I don't think we support not being able to write to disk anywhere. We have uploads, file cache, git info cache, and various tmp file writers. Some of these can be disabled, and are auto-disabled by the installer if they are unwritable, but they can't all be unwritable. One of the options proposed in this task was to use the "tmp" directory instead of $IP/cache. That seems like a reasonable fallback to use. There are pros and cons as laid out in previous comments.

That means we can't use the disk based LC store per default, right?

That depends on how you interpret "default". Most file-related features are enabled in MW by default, but gracefully fail at run-time and are also warned about by the installer, and statically disabled by the installer if one proceeds (for better UX instead of runtime discovery).

However, we do recommend, allow, and at least try by default. I think we should do the same for LCStore - try by default if the cache directory is writable, like with uploads, gitinfo cache, etc. If we really think it's valid to not even have a writable tmp dir under normal circumstances, then I suppose we could fallback to the installer assinging LCStoreDB like today. (Note I'm referring to configuration, not runtime behaviour. At runtime we will of course need to tolerate things like full disk or permission problems causing temporary problems at which point we already fallback to not having a cache and that works fine.)

[…] we can make MW faster by default, at the cost of being more difficult to install for some people.

None of this should affect site admin experience. This all happens silently and automatically. It will only make it faster and significantly easier for most, and only the same or easier for others. What would become more difficult and for whom?

Vanilla installs on shared hosting may not be able to write to disk, as far as I know.

I don't think we support not being able to write to disk anywhere. We have uploads, file cache, git info cache, and various tmp file writers. Some of these can be disabled, and are auto-disabled by the installer if they are unwritable, but they can't all be unwritable. One of the options proposed in this task was to use the "tmp" directory instead of $IP/cache. That seems like a reasonable fallback to use. There are pros and cons as laid out in previous comments.

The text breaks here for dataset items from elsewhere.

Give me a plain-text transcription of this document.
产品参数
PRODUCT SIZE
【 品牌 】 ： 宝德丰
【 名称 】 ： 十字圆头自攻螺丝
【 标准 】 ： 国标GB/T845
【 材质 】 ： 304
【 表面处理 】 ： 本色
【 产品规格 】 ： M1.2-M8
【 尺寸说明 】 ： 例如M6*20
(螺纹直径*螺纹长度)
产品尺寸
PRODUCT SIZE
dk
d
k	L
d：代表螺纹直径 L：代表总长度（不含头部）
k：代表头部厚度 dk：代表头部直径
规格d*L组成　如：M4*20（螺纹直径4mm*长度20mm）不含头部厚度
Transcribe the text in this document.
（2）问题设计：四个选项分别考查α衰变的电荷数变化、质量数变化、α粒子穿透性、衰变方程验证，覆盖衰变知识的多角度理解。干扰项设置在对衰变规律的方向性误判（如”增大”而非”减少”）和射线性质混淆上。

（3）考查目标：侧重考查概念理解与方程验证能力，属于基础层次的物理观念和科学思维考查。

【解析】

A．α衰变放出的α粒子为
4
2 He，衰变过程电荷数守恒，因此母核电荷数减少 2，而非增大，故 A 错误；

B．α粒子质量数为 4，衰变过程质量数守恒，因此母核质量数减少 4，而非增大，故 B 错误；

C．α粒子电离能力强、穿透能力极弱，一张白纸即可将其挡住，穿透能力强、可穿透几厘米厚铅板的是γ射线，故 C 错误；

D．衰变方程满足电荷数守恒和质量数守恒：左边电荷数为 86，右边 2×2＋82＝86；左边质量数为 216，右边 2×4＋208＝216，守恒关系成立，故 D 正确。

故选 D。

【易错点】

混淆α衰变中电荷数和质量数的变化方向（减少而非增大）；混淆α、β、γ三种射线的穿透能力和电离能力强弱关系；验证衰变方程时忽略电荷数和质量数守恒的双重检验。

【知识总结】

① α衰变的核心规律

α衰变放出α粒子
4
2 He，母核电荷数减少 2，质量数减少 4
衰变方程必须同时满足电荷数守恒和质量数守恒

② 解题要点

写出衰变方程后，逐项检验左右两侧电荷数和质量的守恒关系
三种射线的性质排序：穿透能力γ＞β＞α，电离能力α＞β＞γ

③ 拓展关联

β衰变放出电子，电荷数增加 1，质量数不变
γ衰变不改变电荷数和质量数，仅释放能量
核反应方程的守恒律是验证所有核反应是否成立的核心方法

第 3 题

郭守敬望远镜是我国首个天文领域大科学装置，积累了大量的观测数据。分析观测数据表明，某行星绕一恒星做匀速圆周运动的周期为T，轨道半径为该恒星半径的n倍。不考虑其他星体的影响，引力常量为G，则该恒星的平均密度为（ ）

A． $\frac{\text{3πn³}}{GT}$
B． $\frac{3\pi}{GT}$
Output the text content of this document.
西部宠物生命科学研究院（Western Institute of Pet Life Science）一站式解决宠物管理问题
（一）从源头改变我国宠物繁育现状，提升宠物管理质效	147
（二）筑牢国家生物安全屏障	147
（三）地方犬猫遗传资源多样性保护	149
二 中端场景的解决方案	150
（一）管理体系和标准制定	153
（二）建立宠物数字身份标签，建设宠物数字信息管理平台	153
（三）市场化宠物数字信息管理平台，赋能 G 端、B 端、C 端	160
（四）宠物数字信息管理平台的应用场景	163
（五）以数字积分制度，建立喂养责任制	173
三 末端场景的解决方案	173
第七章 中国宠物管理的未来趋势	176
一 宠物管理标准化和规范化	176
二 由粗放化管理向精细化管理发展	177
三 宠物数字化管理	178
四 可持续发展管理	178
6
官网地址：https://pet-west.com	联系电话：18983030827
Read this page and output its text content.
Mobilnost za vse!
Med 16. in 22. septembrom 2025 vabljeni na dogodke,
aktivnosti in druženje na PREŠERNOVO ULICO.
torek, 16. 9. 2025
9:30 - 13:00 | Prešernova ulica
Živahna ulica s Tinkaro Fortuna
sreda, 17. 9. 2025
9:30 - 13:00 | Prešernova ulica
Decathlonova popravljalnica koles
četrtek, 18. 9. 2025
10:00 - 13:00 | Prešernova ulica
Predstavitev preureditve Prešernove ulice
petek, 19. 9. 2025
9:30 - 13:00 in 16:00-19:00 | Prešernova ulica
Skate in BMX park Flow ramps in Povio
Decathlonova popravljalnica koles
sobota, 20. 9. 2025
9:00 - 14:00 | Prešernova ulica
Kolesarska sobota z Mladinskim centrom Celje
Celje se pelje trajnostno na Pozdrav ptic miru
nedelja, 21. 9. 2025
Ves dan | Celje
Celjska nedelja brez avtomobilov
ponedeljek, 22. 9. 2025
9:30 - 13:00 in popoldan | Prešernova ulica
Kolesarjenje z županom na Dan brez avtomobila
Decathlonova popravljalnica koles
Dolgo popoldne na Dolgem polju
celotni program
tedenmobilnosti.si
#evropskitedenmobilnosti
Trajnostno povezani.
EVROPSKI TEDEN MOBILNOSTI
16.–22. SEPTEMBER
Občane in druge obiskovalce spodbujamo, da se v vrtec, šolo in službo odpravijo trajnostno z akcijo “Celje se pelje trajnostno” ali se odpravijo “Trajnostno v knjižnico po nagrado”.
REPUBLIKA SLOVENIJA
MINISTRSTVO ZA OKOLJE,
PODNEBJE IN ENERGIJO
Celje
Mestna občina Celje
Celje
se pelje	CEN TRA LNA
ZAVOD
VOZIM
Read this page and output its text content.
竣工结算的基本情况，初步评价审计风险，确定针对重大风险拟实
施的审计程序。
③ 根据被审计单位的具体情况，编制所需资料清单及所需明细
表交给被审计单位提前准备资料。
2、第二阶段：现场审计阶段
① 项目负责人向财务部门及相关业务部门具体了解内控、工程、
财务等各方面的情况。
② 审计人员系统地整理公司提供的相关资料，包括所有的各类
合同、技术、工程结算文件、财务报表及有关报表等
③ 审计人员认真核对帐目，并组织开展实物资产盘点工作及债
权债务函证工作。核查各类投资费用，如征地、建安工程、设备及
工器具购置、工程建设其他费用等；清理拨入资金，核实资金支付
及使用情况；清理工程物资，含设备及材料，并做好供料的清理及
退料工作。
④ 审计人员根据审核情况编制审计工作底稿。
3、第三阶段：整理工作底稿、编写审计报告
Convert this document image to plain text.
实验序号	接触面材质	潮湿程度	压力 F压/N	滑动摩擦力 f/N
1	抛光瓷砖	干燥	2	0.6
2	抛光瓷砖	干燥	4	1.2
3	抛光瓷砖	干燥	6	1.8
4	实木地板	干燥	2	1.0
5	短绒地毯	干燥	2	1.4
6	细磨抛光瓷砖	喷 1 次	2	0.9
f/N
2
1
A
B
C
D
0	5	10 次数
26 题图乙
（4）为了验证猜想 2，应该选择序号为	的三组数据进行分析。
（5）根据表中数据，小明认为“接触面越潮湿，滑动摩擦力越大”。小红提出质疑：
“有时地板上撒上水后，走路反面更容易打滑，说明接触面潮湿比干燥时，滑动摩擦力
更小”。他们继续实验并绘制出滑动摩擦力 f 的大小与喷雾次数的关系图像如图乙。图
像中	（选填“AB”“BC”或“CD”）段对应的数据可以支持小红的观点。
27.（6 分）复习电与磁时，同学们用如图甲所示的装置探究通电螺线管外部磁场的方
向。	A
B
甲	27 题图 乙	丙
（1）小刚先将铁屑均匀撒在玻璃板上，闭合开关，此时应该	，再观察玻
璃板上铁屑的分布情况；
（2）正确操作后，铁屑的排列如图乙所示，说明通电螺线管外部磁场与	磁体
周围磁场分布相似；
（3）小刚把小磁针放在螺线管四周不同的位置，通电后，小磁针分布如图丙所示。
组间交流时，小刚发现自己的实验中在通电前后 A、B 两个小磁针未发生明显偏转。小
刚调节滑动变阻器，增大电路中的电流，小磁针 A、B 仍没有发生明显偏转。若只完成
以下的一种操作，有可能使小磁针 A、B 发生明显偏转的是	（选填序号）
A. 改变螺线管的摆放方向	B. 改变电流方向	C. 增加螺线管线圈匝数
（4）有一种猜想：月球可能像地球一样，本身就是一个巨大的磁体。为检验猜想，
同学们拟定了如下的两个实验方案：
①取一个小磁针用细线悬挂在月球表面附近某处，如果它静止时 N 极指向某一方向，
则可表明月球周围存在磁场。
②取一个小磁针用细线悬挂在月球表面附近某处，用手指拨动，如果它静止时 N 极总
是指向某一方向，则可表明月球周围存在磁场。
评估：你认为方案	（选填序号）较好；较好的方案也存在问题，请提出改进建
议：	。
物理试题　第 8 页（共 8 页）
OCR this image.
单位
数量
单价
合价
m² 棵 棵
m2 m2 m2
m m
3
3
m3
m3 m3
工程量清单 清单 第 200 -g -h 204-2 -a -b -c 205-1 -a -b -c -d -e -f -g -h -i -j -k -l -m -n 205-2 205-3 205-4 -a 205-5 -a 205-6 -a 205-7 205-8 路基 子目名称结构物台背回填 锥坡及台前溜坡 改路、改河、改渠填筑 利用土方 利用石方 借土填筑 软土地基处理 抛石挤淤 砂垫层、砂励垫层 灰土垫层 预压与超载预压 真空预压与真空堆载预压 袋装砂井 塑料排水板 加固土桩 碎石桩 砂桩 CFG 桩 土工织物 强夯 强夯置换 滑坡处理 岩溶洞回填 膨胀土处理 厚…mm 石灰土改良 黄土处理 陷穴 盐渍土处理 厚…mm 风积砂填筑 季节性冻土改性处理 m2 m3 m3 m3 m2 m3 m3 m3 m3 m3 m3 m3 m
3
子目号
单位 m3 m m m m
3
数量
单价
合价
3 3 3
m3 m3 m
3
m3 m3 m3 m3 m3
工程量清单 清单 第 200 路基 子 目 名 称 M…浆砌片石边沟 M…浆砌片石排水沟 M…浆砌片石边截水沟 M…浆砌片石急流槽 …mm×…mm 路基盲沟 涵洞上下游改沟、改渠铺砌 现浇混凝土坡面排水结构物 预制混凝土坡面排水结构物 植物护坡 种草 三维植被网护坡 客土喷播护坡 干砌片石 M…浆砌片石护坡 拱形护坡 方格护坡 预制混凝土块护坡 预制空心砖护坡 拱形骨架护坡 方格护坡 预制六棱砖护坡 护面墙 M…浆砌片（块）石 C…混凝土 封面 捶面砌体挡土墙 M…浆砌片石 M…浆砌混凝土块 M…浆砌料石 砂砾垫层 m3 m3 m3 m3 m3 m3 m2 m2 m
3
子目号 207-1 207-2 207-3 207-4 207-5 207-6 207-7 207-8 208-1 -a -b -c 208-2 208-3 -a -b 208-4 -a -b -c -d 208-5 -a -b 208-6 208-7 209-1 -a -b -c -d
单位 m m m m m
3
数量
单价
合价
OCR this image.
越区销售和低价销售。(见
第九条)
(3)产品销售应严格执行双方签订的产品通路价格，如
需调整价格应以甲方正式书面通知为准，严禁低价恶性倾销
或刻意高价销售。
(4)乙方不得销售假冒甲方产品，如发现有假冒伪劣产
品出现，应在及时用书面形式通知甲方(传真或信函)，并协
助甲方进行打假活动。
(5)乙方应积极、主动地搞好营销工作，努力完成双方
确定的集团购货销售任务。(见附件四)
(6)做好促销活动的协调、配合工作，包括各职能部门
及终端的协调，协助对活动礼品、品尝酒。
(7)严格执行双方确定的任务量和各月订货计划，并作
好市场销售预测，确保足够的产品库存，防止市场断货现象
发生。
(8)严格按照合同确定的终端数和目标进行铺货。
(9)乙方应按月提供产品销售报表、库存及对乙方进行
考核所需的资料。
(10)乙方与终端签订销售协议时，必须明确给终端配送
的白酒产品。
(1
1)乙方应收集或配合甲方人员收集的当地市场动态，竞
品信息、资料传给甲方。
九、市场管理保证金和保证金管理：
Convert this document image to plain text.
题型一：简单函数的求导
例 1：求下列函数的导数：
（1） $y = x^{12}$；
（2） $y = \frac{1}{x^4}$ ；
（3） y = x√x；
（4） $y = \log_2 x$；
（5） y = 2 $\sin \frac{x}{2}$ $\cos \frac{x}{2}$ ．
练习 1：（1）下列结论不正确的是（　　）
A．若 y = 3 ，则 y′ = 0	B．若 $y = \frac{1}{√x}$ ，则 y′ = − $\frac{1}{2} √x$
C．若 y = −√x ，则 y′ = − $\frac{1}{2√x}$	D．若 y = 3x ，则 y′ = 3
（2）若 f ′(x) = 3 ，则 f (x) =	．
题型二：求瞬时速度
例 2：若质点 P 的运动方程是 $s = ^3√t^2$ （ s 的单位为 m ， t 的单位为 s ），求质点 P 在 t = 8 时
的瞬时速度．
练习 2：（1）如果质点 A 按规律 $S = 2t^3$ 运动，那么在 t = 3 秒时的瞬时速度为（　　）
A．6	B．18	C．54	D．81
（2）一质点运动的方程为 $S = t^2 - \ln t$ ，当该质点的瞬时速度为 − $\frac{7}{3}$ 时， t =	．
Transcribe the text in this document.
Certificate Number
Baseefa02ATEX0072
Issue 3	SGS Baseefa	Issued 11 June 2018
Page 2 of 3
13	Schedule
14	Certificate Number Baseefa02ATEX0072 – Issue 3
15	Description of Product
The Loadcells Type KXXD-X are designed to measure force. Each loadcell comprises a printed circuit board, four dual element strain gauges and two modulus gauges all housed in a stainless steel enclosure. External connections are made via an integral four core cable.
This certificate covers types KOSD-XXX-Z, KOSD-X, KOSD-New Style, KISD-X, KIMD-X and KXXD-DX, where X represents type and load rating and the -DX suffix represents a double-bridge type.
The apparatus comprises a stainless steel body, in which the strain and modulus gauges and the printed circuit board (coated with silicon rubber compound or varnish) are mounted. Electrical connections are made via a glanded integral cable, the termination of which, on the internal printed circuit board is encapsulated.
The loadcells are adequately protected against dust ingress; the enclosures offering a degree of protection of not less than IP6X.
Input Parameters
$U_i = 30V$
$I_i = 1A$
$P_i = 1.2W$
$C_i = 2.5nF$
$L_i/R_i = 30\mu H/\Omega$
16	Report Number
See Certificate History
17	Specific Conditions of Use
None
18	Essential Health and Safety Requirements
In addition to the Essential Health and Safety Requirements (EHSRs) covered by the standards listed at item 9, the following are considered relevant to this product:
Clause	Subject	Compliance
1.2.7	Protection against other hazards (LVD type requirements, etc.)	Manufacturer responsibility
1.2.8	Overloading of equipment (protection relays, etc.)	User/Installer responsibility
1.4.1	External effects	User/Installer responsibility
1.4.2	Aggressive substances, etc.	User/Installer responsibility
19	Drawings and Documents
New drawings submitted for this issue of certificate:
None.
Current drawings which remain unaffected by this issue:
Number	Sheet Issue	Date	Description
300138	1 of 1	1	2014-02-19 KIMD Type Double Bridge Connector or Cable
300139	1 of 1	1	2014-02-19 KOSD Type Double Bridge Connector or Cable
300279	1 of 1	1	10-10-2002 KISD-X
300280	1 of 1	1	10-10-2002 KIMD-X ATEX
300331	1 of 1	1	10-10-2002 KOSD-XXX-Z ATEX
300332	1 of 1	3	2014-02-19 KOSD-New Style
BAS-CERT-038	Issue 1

It's been a few MW releases since I last tried it, but "not being able to write to the disk anywhere" works fine, since none of the things you mentioned are actually enabled by default. I also think it's something we should continue to support as immutable containers become more popular.

Hey there, should this be moved to 1.37? The cut for 1.36 has happened, and 1.36.0-rc.0 will be cut in a fortnight or so, after which feature changes shouldn't be landed and back-ported.

12:32:27 <Krinkle> legoktm: if I understand correctly, your reply at https://phabricator.wikimedia.org/T218207 is not in opposition or incompatible with my intent there, right? Or did I miss something? My intent being that we detect and use by default where possible.

Indeed, I'm overall supportive of this change as it will likely provide a better/faster MW experience out of the box.